We extend the LV equations from community ecology to an ecosystem model based in an IoT network in a smart building to predict the system and the reliability of its IoT devices. The IoT network model comprises a set of differential equations concerned with the relationship between the IoT devices and the IoT network. We show the IoT model as an LVNA system in system evolution prediction through trajectories and equilibrium points analysis in $C_1$. To demonstrate the efficiency of the proposed model, we create two simulations to predict the reliability of the IoT network and its IoT devices. We associate every parameter in the LV IoT network model with its causal factors (i.e., accuracy and non-accuracy). The values of the parameters of the LV equations in the IoT ecosystem model help designers identify the key components of this system and make informed R&D investment and outsourcing network decisions. The mathematical analysis of the LV IoT ecosystem model offers designers’ guidelines on effective strategies to boost IoT network reliability in smart buildings.

Regarding the ecological analysis of the results, we can conclude that IoT sensors can be studied as biological populations. In Figure 6, the similarity between IoT sensors and predator–prey dynamics is demonstrated; this figure shows a growing amplitude oscillation that leads to the extinction of the predator; this type of response is typical to efficient and selective predators that drive the prey population below a capture threshold, happening when the prey has a density-dependent species and has a functional response [37]. Meanwhile, in Figure 7, the “atto-sensor” problem can be explained by the substitution of the malfunctioning hardware, driving the population to 0, and the emergence of new NAD once some time has passed.

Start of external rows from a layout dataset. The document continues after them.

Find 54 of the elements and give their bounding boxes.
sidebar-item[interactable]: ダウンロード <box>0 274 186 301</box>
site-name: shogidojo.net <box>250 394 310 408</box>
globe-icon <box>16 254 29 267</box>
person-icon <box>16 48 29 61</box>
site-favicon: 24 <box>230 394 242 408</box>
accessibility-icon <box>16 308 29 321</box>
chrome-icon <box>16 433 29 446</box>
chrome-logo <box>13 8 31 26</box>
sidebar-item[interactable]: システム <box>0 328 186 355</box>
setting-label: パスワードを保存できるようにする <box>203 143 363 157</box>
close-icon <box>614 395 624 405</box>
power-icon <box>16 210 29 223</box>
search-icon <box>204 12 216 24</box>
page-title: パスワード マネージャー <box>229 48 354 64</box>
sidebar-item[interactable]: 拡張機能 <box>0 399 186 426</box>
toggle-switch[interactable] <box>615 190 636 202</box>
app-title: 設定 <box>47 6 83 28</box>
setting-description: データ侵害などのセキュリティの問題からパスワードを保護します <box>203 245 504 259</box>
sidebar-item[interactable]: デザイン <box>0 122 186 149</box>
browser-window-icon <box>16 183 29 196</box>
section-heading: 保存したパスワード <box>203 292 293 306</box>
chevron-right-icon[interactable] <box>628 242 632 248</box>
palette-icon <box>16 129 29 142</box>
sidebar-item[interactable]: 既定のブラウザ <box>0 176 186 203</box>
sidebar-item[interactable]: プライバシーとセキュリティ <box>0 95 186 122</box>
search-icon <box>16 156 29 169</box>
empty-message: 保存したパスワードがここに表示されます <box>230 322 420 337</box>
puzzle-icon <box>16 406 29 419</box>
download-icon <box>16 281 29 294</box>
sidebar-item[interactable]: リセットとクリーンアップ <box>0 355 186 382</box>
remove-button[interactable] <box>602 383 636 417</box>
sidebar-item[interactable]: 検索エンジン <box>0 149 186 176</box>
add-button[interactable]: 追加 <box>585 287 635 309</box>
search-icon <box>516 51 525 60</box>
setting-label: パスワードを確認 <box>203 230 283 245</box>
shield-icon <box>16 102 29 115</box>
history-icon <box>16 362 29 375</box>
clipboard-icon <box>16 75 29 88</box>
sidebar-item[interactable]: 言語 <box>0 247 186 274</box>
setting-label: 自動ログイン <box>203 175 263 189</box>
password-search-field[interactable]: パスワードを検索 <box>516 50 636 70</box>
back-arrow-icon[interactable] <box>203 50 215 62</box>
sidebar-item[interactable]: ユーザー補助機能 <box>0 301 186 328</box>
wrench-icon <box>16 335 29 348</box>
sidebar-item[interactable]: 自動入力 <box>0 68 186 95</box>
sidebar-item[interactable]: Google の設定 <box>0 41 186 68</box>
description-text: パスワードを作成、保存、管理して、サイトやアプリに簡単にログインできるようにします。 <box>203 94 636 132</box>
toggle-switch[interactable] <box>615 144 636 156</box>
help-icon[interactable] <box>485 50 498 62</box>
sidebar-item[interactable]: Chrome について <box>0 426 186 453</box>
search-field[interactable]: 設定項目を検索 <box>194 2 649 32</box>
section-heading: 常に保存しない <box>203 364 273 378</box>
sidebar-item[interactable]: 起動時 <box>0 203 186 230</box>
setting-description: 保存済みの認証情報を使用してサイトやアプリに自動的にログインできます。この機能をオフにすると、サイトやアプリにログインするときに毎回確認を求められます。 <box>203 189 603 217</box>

Our paper has several limitations that offer opportunities for future research. Because of data limitations, we make simulations to demonstrate the application and effectivity of our IoT ecosystem model. We could apply this ecosystem model in emerging systems, such as smart cities, in the future. Such applications may derive compelling prediction results and help designers generate effective strategies to boost the reliability of smart cities.